Las sorprendentes complicaciones de la jornada electoral de ayer en el Perú no tuvieron un reflejo directo que pusiera en riesgo los comicios para los emigrados.
Miles de ciudadanos peruanos residentes en la Argentina participaron este domingo de las elecciones generales de su país, en centros de votación habilitados con mesas de sufragio bajo la coordinación del Consulado General del Perú en la Ciudad de Buenos Aires.
Tomando en cuenta la totalidad del territorio argentino estuvieron habilitados para votar 145.893 electores peruanos. Este registro convierte al país en uno de los principales distritos de votación en el exterior.

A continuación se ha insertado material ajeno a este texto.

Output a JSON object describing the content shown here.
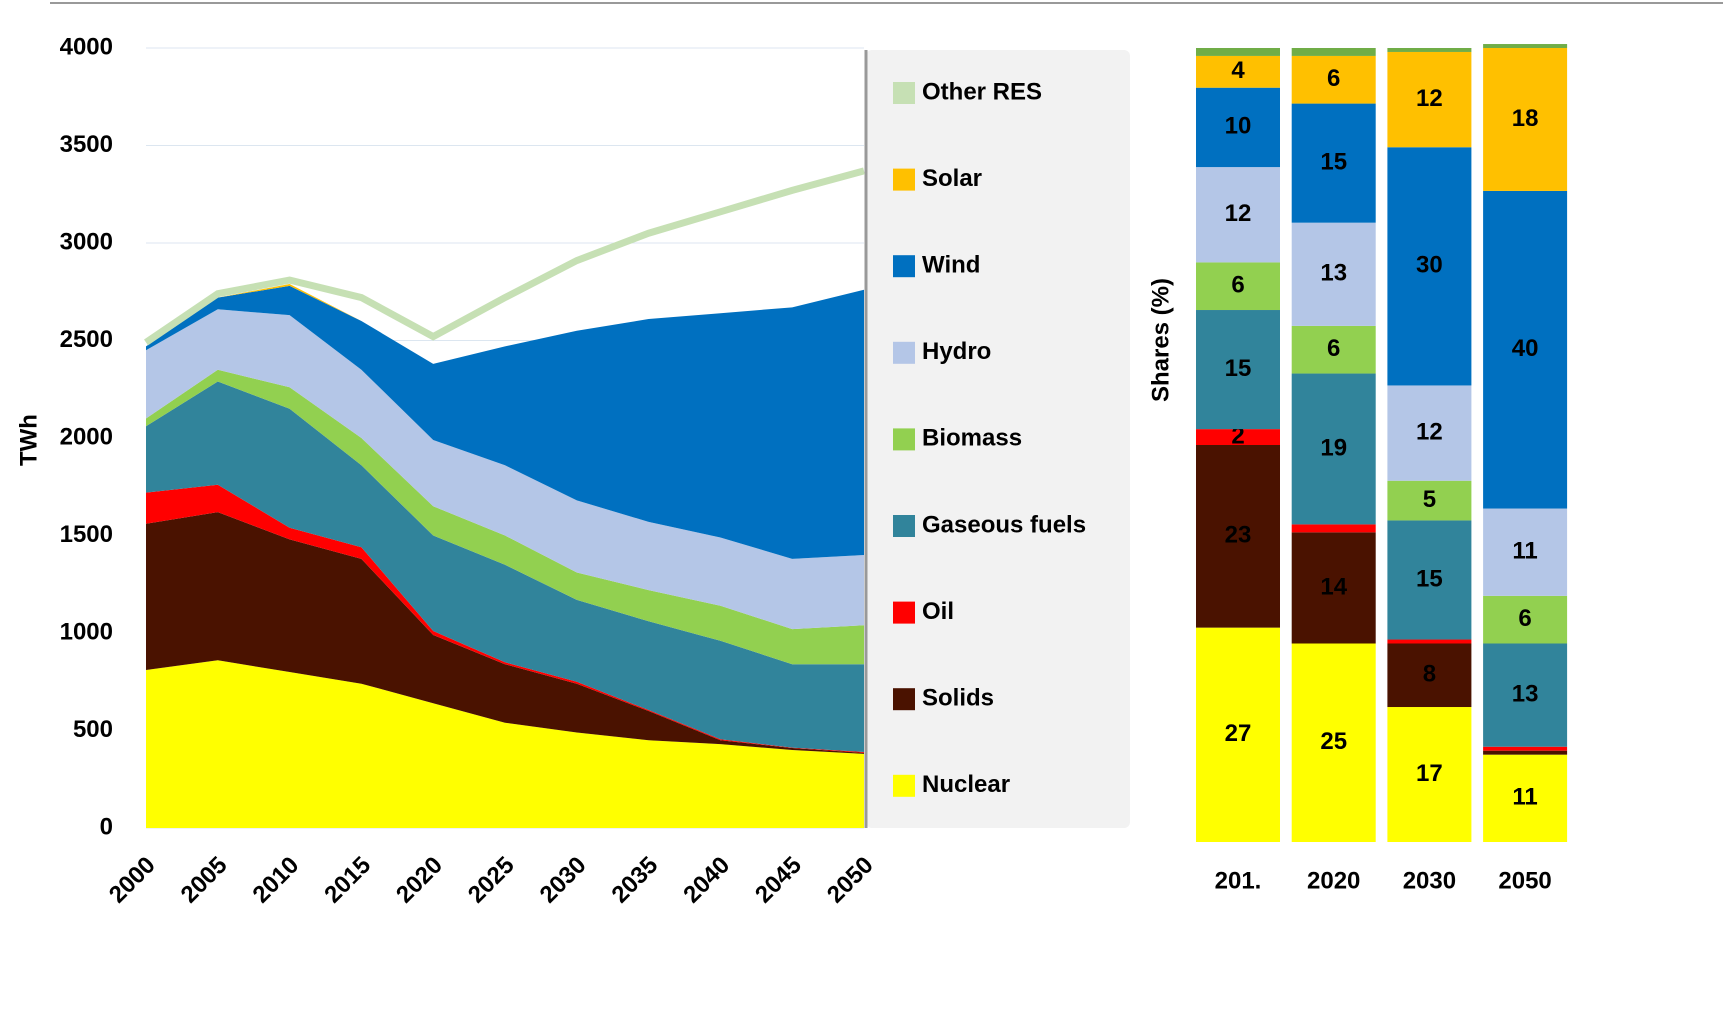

Se votó en el Consulado General del Perú en Buenos Aires, la Universidad Argentina de la Empresa (UADE), la Escuela Normal Superior N.º 9 Domingo Faustino Sarmiento, el Instituto Nuestra Señora de la Misericordia, la Escuela Juan José Castelli y varios puntos en el área metropolitana. Fueron, en total, 17 centros de votación distribuidos en 11 ciudades de la Argentina, con miles de mesas habilitadas para recibir a los votantes durante toda la jornada.
Los ciudadanos peruanos eligen presidente y vicepresidentes, además de 130 diputados, 60 senadores y representantes al Parlamento Andino, en una elección nacional que involucra a más de 27 millones de votantes dentro y fuera del país.
Mientras crecía el escándalo en la capital peruana por la demora en el inicio de los comicios, especialmente en Lima, se abrió la especulación acerca de si tal situación se replicaría en los comicios en el extranjero, Buenos Aires incluida. Sin embargo, la jornada electoral fue normal en la Argentina.
Como la inaudita ausencia de material electoral en 211 mesas en Lima no pudo ser subsanada en el resto del día, desde la criticadísima Oficina Nacional de Procesos Electorales se anunció que tal acto eleccionario se realizará recién hoy, con todas las incomodidades que tal medida implica.
En Buenos Aires, sin embargo, el material que preparó la ONPE y luego entregado a la red consular y a las autoridades electorales para su distribución final, no sufrió las vicisitudes le arruinaron la fiesta cívica a miles de personas de los barrios limeños Pachacamac, San Juan de Miraflores y Lurín.